In this repository I outline a brief description or a general overview of Bioinformatics, that can serve as foundational knowledge before venturing into Bioinformatics. Glad to see you here.:smile: Lets dig in :arrow_heading_down:

Table Of Contents

  1. Overview
  2. Biologiocal Data Used in Bioinformatics
  3. Reasons to study Bioinformatics
  4. Key Concepts In Bioinformatics
  5. License
  6. Contributing
  7. Important links
  8. Contact

Overview

Bioinformatics is an interdisciplinary field of science that develops methods and software tools for understanding biological data, especially when the data sets are large and complex. Bioinformatics uses biology, chemistry, physics, computer science, computer programming, information engineering, mathematics and statistics to analyze and interpret biological data. The subsequent process of analyzing and interpreting data is referred to as computational biology. Interdiscplinary field

Bioinformatics is fundamental in biological research and involves biologists who learn programming, or computer programmers, mathematicians or database managers who learn the foundations of biology.

Bioinformatics enables handling huge amounts of data involved and make sense of them.

It involves processing, storing and analysing biological data. This might include:

  • Creating databases to store experimental data

  • Predicting the way that proteins fold up.

    Protein Folding

  • Modelling how all the chemical reactions in a cell interact with each other

Types of Biological Data Used in Bioinfromatics

  • Transcriptomics-: the study of the transcriptome, the full set of RNA transcripts in a cell. Genes aren’t constantly active. They can be turned on and off by proteins and chemical messengers. A gene that is turned on, or expressed will be used to produce RNA which is then used as the assembly instructions for a protein. Scientists can use RNA sequencing to compare gene expression in different cell types, for example between healthy and diseased cells.

  • Proteomics: the study of the complete set of proteins in a cell or system. Genes provide the information our cells use to make proteins, which are the machinery of the cell. Scientists can analyse a tissue sample and see what proteins can be found in it.

  • Phenomics: the study of phenotypes at a genome-wide scale. A phenotype is the way scientists describe something that can be measured about an organism,the observable features of an organism.An organism's phenotype results from two basic factors: the expression of an organism's genetic code (its genotype) and the influence of environmental factors. Bioinformatics lets us look for possible links between the DNA and a phenotype.

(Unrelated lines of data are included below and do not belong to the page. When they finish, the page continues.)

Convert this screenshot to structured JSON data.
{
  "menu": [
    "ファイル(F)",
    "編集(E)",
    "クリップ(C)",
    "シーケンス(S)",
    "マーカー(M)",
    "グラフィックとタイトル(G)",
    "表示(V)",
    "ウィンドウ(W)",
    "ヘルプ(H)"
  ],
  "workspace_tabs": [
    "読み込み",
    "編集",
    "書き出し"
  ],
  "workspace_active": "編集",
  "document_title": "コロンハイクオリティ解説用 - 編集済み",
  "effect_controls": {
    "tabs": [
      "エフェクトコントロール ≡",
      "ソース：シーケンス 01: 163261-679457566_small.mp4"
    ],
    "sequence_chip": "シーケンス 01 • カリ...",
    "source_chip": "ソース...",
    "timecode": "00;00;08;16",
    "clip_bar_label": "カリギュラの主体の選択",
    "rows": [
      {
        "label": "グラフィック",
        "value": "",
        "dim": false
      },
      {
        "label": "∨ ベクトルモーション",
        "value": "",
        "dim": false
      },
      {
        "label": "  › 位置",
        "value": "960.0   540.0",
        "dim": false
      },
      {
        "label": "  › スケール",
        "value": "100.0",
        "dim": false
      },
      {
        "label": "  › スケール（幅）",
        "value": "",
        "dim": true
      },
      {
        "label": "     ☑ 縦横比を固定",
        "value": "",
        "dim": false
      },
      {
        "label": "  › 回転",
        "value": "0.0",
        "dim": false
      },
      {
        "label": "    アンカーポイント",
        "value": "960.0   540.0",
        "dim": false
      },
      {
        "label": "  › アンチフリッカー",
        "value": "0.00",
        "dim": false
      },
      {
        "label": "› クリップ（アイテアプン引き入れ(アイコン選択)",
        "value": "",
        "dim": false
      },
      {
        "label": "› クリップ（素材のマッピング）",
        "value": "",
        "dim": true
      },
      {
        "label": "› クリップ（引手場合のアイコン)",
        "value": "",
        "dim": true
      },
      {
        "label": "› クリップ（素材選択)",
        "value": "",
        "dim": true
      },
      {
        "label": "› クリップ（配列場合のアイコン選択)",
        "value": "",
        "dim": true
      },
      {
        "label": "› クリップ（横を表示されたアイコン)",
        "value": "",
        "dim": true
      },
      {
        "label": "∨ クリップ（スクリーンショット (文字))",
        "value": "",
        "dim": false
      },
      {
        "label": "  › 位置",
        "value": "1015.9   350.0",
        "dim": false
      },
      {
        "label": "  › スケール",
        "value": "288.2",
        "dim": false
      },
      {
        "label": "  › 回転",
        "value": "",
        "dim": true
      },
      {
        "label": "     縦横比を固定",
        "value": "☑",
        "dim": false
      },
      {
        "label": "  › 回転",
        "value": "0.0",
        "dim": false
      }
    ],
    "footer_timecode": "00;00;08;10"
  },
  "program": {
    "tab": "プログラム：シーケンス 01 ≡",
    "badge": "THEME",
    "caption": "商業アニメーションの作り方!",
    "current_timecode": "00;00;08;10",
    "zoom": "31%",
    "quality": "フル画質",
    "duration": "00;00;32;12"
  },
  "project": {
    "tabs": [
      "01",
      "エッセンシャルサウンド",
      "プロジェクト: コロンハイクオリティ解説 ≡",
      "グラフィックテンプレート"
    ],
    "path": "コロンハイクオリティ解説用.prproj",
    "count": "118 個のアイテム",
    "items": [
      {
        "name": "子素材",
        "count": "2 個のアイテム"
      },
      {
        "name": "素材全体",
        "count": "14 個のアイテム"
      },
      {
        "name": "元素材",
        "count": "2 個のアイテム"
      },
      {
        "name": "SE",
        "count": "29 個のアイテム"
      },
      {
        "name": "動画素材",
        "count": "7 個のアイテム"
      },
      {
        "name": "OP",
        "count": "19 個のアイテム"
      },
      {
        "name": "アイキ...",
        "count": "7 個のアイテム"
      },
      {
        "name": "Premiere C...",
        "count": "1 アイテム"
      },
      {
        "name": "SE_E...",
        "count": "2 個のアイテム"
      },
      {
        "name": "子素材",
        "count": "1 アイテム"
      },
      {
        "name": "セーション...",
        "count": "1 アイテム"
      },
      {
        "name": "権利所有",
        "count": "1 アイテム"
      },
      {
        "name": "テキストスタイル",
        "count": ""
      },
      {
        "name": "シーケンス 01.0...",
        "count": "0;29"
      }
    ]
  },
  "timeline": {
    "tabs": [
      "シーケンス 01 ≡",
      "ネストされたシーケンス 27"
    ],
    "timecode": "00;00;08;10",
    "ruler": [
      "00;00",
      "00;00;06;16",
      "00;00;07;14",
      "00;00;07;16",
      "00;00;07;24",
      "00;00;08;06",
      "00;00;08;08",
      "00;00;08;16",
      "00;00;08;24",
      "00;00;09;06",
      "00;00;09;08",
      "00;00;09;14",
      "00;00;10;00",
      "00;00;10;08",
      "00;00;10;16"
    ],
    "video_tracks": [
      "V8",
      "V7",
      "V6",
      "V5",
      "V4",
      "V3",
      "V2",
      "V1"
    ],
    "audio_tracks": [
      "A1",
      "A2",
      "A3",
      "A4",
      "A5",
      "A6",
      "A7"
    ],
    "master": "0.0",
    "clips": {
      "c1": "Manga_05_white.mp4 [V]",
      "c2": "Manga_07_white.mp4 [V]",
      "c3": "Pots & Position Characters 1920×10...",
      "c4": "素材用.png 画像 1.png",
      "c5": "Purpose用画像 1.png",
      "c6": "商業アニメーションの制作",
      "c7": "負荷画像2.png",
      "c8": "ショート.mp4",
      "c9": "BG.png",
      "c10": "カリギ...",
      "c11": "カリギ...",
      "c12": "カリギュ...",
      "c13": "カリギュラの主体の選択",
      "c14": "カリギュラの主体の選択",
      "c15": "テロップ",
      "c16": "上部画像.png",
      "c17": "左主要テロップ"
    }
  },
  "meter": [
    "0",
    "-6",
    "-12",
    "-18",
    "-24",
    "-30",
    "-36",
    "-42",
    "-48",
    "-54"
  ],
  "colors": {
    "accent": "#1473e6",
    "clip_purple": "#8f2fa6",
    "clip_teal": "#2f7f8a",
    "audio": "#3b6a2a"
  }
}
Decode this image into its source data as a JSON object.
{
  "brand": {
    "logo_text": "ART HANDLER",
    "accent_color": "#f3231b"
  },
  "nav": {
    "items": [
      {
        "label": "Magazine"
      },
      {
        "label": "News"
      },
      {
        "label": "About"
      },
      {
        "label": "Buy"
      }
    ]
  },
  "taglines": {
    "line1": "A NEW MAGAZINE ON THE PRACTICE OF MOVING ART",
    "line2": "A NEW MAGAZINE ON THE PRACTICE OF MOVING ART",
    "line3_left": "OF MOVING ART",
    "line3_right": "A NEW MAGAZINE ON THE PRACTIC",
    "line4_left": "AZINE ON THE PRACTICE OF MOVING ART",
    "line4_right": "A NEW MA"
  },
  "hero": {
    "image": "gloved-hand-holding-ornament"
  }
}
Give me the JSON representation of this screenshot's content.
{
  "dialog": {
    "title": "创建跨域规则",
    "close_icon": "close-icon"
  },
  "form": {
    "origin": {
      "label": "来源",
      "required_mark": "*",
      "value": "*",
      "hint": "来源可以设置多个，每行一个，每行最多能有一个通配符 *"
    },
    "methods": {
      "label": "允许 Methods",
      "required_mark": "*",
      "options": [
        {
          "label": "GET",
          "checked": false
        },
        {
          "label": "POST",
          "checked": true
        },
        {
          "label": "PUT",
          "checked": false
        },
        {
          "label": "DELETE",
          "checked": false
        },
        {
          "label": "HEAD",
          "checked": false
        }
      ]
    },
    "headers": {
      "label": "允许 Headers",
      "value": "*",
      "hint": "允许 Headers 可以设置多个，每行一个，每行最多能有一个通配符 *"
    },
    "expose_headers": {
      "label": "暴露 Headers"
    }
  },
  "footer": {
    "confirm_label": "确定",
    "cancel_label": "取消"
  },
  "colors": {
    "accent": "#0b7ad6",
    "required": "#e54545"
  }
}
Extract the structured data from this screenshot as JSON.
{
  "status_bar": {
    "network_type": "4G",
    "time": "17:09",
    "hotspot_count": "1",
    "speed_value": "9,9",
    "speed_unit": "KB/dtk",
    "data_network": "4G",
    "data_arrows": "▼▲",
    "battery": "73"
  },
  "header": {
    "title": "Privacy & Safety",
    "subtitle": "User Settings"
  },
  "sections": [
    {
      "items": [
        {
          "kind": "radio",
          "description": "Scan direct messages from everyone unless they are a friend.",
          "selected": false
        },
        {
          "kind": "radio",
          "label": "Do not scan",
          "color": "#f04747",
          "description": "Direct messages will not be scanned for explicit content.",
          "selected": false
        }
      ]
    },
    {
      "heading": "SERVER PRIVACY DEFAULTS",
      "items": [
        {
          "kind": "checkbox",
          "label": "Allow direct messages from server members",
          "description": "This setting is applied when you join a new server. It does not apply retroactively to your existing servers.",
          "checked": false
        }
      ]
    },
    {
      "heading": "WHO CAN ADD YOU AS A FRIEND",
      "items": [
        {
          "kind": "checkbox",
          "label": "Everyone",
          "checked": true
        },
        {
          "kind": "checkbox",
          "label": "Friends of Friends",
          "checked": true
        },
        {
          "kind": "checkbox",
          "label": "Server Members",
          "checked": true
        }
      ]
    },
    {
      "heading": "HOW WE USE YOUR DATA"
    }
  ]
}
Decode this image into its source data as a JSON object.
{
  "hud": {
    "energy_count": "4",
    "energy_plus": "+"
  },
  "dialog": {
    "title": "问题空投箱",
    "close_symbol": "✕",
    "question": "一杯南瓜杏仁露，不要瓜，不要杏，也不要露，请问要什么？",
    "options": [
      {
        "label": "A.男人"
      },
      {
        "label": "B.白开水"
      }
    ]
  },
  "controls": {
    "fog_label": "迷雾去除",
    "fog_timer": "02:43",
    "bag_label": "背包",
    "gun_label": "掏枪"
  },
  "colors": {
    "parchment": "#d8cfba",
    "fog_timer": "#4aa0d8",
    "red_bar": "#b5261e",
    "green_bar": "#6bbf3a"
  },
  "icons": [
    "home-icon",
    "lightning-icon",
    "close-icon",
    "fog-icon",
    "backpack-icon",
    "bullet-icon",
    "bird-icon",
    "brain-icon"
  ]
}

  • Chemoinformatics: the computational analysis of chemical and biochemical data. Drug research generates lots of experimental data. Big databases of drug information can help researchers develop new drugs, by providing examples of chemicals that target a certain protein.

Why study bioinformatics?

Studying bioinformatics can open up a wide range of exciting and rewarding career opportunities in the fields of Research, biology, medicine, and computer science. Here are a few reasons why you might want to consider bioinformatics:

  1. The ability to analyze complex biological data: With the explosion of biological data generated by genomics, proteomics, and other 'omics' technologies, there is an increasing demand for experts who can develop and apply computational tools to manage and analyze this data. Bioinformaticians are well positioned to address this challenge.
  2. Opportunities to make a difference in human health: Bioinformatics is essential for advancing our understanding of complex diseases such as cancer, cardiovascular diseases, and neurological disorders. As a bioinformatician, you could contribute to developing new treatments and improving patient outcomes.
  3. Career versatility: Bioinformatics is a highly interdisciplinary field, and studying it can provide you with a diverse skill set that is extreamly valuable.
  4. Exciting research opportunities: Bioinformatics is a rapidly evolving field, and there are many exciting research opportunities to explore. From developing new algorithms for analyzing genomic data to studying the microbiome, bioinformatics research can make a significant impact on our understanding of the natural world.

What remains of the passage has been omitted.